One of the more uncomfortable conclusions I've reached over the years is that a lot of software is built backwards.
Not because developers are bad.
Not because teams are incompetent.
Because we're often rewarded for the wrong things.
Features get attention.
Architecture doesn't.
Announcements get attention.
Documentation doesn't.
New capabilities get attention.
Maintenance doesn't.
As a result, many projects begin with the visible parts of the product and only later discover they neglected the foundation.
We Start With Features
The typical software conversation goes something like this:
What features should we build?
What should the dashboard look like?
What integrations should we support?
What can we put on the roadmap?
What can we announce next?
These aren't bad questions.
They're just usually asked too early.
Because before discussing features, we should probably understand the system those features will live inside.
The Foundation Determines The Experience
Imagine building a house.
Most people don't start by choosing paint colors.
They start with:
- The foundation
- The structure
- The plumbing
- The electrical system
The visible details matter.
But they depend entirely on the invisible systems beneath them.
Software isn't much different.
The user interface is visible.
The architecture isn't.
The application is visible.
The workflows aren't.
The features are visible.
The systems supporting them aren't.
Yet those systems often determine whether the software succeeds.
Products Are Built. Systems Are Designed.
This is one reason I've become increasingly interested in systems thinking.
Features are built.
Systems are designed.
Features solve individual problems.
Systems solve categories of problems.
Features create functionality.
Systems create consistency.
When software focuses entirely on features, complexity tends to accumulate.
When software focuses on systems, complexity tends to organize itself.
Documentation Reveals The Truth
One thing I've noticed is that documentation exposes whether a system was designed or assembled.
A well-designed system tends to produce clear documentation.
A poorly designed system often requires increasingly complicated explanations.
If a workflow requires several pages of documentation to explain, the issue might not be the documentation.
It might be the workflow.
Documentation acts like a mirror.
It reveals architectural decisions that would otherwise remain hidden.
The Real Product Is Often Invisible
The longer I build software, the more I realize that users rarely experience individual features.
They experience systems.
Users don't experience:
- Authentication
- APIs
- Database queries
- Deployment pipelines
They experience:
- Reliability
- Speed
- Simplicity
- Confidence
Those experiences emerge from the system as a whole.
Not from any single feature.
Why Builders Fall Into This Trap
The reason software often gets built backwards is understandable.

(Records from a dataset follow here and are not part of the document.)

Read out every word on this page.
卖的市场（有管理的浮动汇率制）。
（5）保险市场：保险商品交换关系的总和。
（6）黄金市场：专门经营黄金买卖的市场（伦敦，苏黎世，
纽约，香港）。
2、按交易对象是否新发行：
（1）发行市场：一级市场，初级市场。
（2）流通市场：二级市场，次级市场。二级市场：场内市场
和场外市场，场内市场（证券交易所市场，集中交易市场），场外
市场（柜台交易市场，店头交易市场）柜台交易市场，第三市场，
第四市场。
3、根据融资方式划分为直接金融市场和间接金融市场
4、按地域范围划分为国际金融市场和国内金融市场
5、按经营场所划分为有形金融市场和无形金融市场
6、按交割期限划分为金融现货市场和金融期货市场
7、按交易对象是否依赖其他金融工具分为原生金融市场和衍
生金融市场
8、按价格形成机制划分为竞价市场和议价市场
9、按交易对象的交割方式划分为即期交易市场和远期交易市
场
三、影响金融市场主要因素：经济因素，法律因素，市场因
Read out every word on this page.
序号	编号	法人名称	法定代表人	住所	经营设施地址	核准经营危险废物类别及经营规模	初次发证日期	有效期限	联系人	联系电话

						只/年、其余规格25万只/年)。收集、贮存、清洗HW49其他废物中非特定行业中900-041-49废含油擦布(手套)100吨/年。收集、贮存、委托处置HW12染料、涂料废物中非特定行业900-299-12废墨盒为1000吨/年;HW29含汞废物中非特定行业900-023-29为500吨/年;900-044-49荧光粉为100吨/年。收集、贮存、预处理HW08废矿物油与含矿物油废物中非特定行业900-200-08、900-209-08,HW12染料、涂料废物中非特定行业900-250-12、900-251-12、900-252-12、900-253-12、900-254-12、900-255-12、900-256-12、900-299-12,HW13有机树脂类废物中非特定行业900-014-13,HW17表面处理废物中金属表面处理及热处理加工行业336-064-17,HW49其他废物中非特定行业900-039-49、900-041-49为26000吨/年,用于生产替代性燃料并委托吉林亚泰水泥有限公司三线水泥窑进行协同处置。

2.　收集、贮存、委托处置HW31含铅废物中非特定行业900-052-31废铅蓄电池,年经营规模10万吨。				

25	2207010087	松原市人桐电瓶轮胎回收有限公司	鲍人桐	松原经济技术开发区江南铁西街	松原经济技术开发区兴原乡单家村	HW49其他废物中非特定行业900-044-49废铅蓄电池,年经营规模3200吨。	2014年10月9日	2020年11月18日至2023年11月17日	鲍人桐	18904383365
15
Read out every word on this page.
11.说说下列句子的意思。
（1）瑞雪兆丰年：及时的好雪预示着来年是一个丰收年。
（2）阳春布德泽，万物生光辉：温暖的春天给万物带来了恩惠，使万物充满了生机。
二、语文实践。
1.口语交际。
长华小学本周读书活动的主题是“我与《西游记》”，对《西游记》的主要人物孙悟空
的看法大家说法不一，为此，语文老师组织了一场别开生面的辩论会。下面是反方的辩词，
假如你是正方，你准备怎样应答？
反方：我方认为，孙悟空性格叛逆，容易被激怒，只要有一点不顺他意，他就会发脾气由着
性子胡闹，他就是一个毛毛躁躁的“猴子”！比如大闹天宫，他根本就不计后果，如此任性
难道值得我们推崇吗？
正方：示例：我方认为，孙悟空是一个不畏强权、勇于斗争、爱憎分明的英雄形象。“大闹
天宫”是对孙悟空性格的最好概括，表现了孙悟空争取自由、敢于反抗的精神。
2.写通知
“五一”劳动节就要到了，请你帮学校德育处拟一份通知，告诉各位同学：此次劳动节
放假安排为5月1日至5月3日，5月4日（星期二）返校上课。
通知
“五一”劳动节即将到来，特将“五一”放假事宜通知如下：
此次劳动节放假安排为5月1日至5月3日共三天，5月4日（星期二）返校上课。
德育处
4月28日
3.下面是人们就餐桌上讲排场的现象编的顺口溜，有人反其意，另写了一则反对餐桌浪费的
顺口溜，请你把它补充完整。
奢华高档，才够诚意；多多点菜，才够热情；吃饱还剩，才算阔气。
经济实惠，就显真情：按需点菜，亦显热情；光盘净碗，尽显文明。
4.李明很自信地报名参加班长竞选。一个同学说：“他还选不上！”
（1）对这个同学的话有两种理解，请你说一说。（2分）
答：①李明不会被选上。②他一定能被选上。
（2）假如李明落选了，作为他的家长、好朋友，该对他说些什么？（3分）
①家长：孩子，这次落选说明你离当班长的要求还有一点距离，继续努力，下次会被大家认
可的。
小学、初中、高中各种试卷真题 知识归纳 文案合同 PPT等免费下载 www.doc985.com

Features are easy to demonstrate.
Systems are harder to showcase.
A feature fits in a screenshot.
A system doesn't.
A feature can be announced.
A system is usually invisible.
As builders, we naturally gravitate toward the visible work because it's easier to communicate.
The challenge is that invisible work often creates the most value.
Start With The System
I've started approaching projects differently.
Instead of asking:
"What features should this have?"
I try to ask:
"What system am I building?"
Once that becomes clear, many feature decisions become obvious.
The system creates constraints.
The system creates priorities.
The system creates direction.
Features become easier because the foundation already exists.
Final Thoughts
I don't think features are unimportant.
Far from it.
Users ultimately interact with features.
But features are only one layer of a larger structure.
The most successful products I've used weren't successful because they had the most features.
They were successful because the underlying system was thoughtfully designed.
The software felt coherent.
The workflows felt natural.
The experience felt intentional.
That's why I've started believing that many software projects are built backwards.
We start with the visible pieces.
Then scramble to create the system underneath them.
Maybe we should reverse that process.
Build the system first.
Then let the features emerge from it.